Is a divine attribute, and the foundation of every virtue. To be good and true, is the first lesson we are taught in Masonry. On this theme we contemplate, and by its dictates endeavor to regulate our conduct. Hence, while influenced by this principle, hypocrisy and deceit are unknown among us; sincerity and plain dealing distinguish us; and the heart and the tongue join in promoting each other's welfare, and rejoicing in each other's prosperity.
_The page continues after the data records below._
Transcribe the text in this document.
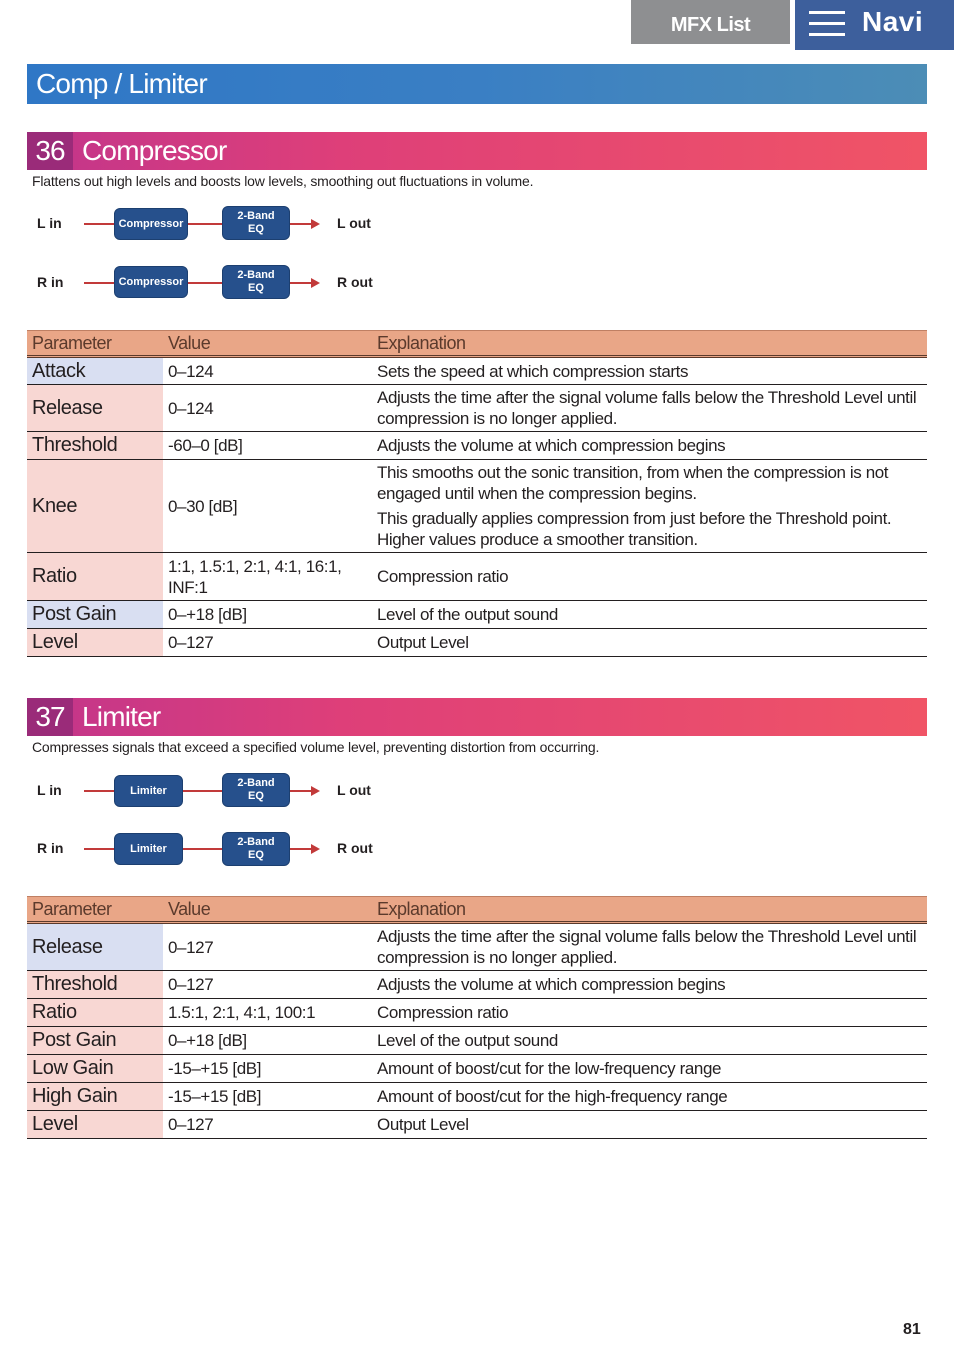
MFX List	Navi
Comp / Limiter
36 Compressor
Flattens out high levels and boosts low levels, smoothing out fluctuations in volume.
L in	Compressor
2-Band
EQ	L out
R in	Compressor
2-Band
EQ	R out
Parameter	Value	Explanation
Attack	0–124	Sets the speed at which compression starts

Release	0–124	Adjusts the time after the signal volume falls below the Threshold Level until compression is no longer applied.

Threshold	-60–0 [dB]	Adjusts the volume at which compression begins

Knee	0–30 [dB]	This smooths out the sonic transition, from when the compression is not engaged until when the compression begins.

This gradually applies compression from just before the Threshold point. Higher values produce a smoother transition.

Ratio	1:1, 1.5:1, 2:1, 4:1, 16:1, INF:1	Compression ratio

Post Gain	0–+18 [dB]	Level of the output sound

Level	0–127	Output Level

37 Limiter
Compresses signals that exceed a specified volume level, preventing distortion from occurring.
L in	Limiter
2-Band
EQ	L out
R in	Limiter
2-Band
EQ	R out
Parameter	Value	Explanation
Release	0–127	Adjusts the time after the signal volume falls below the Threshold Level until compression is no longer applied.

Threshold	0–127	Adjusts the volume at which compression begins

Ratio	1.5:1, 2:1, 4:1, 100:1	Compression ratio

Post Gain	0–+18 [dB]	Level of the output sound

Low Gain	-15–+15 [dB]	Amount of boost/cut for the low-frequency range

High Gain	-15–+15 [dB]	Amount of boost/cut for the high-frequency range

Level	0–127	Output Level

81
Truth is the foundation of all Masonic virtues; it is one of our grand principles; for to be good men and true, is a part of the first lesson we are taught; and at the commencement of our freedom we are exhorted to be fervent and zealous in the pursuit of truth and goodness. It is not sufficient that we walk in the light, unless we do so in the truth also. All hypocrisy and deceit must be banished from among us. Sincerity and plain dealing complete the harmony of a Lodge, and render us acceptable in the sight of Him unto whom all hearts are open, all desires known, and from whom no secrets are hid. There is a charm in truth, which draws and attracts the mind continually towards it. The more we discover, the more we desire; and the great reward is wisdom, virtue, and happiness. This is an edifice founded on a rock, which malice cannot shake or time destroy.